My solution was to integrate my badge system with Slack. I wanted to push notifications of BadgeOS achievements so that winners were notified in the office’s primary messaging system.  Slack programmers along with a legion of open source coders on Github and the web generally have been adding Slack integrations to all sorts of other programs. There are several variations already in existence just for WordPress.  However, there was not an integration built for BadgeOS.  Trusting my 13 year old programming skills (I started college as a CS major learning java), I decided to build my own.

My refresher course on coding was fairly short.  The API tutorials on Codecademy and  Lynda (OU now offers all it’s students and faculty full access) got me up to speed on the basics of API interactions.  After reviewing the strong WordPress and BadgeOS API guides, I was ready for the key step – forking established code.

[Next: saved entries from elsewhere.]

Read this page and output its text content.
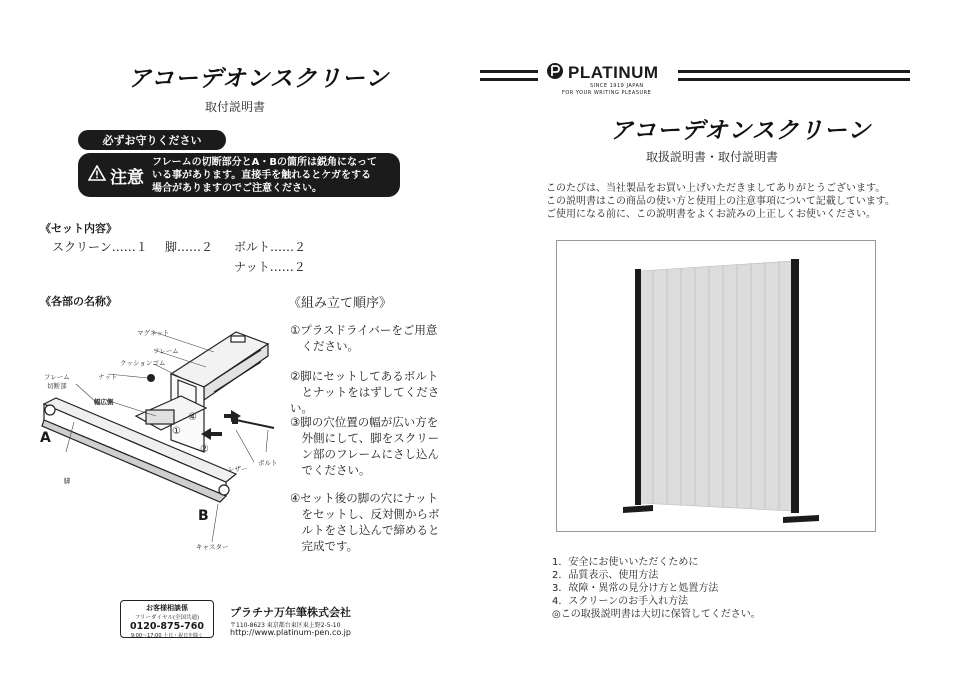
アコーデオンスクリーン
取付説明書
必ずお守りください
注意
フレームの切断部分とA・Bの箇所は鋭角になって
いる事があります。直接手を触れるとケガをする
場合がありますのでご注意ください。
《セット内容》
スクリーン……１ 脚……２ ボルト……２
ナット……２
《各部の名称》
マグネット
フレーム
クッションゴム
ナット
フレーム
切断部
幅広側
A
脚
B
レザー
ボルト
キャスター
①
②
③
④
《組み立て順序》
①プラスドライバーをご用意
　ください。
②脚にセットしてあるボルト
　とナットをはずしてください。
③脚の穴位置の幅が広い方を
　外側にして、脚をスクリー
　ン部のフレームにさし込ん
　でください。
④セット後の脚の穴にナット
　をセットし、反対側からボ
　ルトをさし込んで締めると
　完成です。
お客様相談係
フリーダイヤル(全国共通)
0120-875-760
9:00～17:00 土日・祝日を除く
プラチナ万年筆株式会社
〒110-8623 東京都台東区東上野2-5-10
http://www.platinum-pen.co.jp
PLATINUM
SINCE 1919 JAPAN
FOR YOUR WRITING PLEASURE
アコーデオンスクリーン
取扱説明書・取付説明書
このたびは、当社製品をお買い上げいただきましてありがとうございます。
この説明書はこの商品の使い方と使用上の注意事項について記載しています。
ご使用になる前に、この説明書をよくお読みの上正しくお使いください。
1．安全にお使いいただくために
2．品質表示、使用方法
3．故障・異常の見分け方と処置方法
4．スクリーンのお手入れ方法
◎この取扱説明書は大切に保管してください。
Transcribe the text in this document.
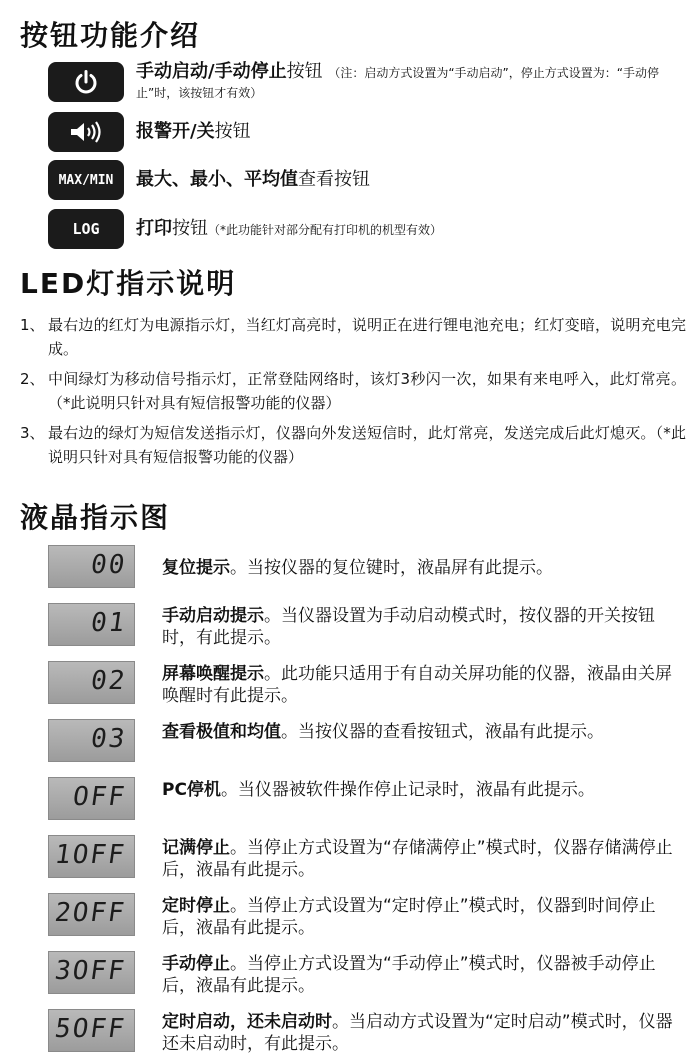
按钮功能介绍
手动启动/手动停止按钮 （注：启动方式设置为“手动启动”，停止方式设置为：“手动停止”时，该按钮才有效）
报警开/关按钮
MAX/MIN	最大、最小、平均值查看按钮
LOG	打印按钮（*此功能针对部分配有打印机的机型有效）
LED灯指示说明
1、 最右边的红灯为电源指示灯，当红灯高亮时，说明正在进行锂电池充电；红灯变暗，说明充电完成。
2、 中间绿灯为移动信号指示灯，正常登陆网络时，该灯3秒闪一次，如果有来电呼入，此灯常亮。（*此说明只针对具有短信报警功能的仪器）
3、 最右边的绿灯为短信发送指示灯，仪器向外发送短信时，此灯常亮，发送完成后此灯熄灭。（*此说明只针对具有短信报警功能的仪器）
液晶指示图
00 复位提示。当按仪器的复位键时，液晶屏有此提示。
01 手动启动提示。当仪器设置为手动启动模式时，按仪器的开关按钮时，有此提示。
02 屏幕唤醒提示。此功能只适用于有自动关屏功能的仪器，液晶由关屏唤醒时有此提示。
03 查看极值和均值。当按仪器的查看按钮式，液晶有此提示。
OFF PC停机。当仪器被软件操作停止记录时，液晶有此提示。
1OFF 记满停止。当停止方式设置为“存储满停止”模式时，仪器存储满停止后，液晶有此提示。
2OFF 定时停止。当停止方式设置为“定时停止”模式时，仪器到时间停止后，液晶有此提示。
3OFF 手动停止。当停止方式设置为“手动停止”模式时，仪器被手动停止后，液晶有此提示。
5OFF 定时启动，还未启动时。当启动方式设置为“定时启动”模式时，仪器还未启动时，有此提示。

For the uninitiated, forking is the practice of replicating something and then adapting the copy to your specific needs. Before starting any coding project, check to see what others have already done and think seriously about forking a project to fit your needs rather than writing from scratch. Github is built around this concept serving as a repository to a huge variety of open source code that can be refined, extended, or forked.

I started off by forking the JP bbPress Slack Integration which pushes BuddyPress forum posts to Slack.  In this WordPress php plugin, Josh Pollock pushed new BuddyPress posts and replies from WordPress to Slack’s incoming Webhooks.  By encoding the BuddyPress posts in JSON text package, Josh could feed the posts into a Slack message board.  My fork replaced the JSON package from the original plugin with a package derived from BadgeOS variables.

Side by side comparison of php code

In the original JP bbPress Slack Integration, a new bbPress post would trigger an add on function that posted to Slack’s incoming Webhook via API feed.  In my fork, a BadgeOS achievement award triggers a similar add on function to Slack’s incoming Webhook.  By replacing the trigger action and a few of the variables in the JSON package, I quickly adapted Josh’s plugin to my needs.  Now, whenever my system awards someone a badge, it automatically sends that person’s first name, the badge title, and the link for the badge to Slack and displays a message in our #all_things_badge Slack board.

Slack message board window

 

On the small and immediate scale, my love of puzzle solving and my self-image as a digital researcher were sated. On a larger, more universal scale though, I proved (for myself at least) that someone with old, rusty programming skills and a vague mission could write useful code by forking already existing projects. In creating my first plugin, I found a useful, open source starting point and adapted it to the needs of my office and ultimately my students. Educational Technology does not have to be the domain of the large-scale, all-encompassing, professionally developed apps but can be incrementally built by teachers to fit our needs.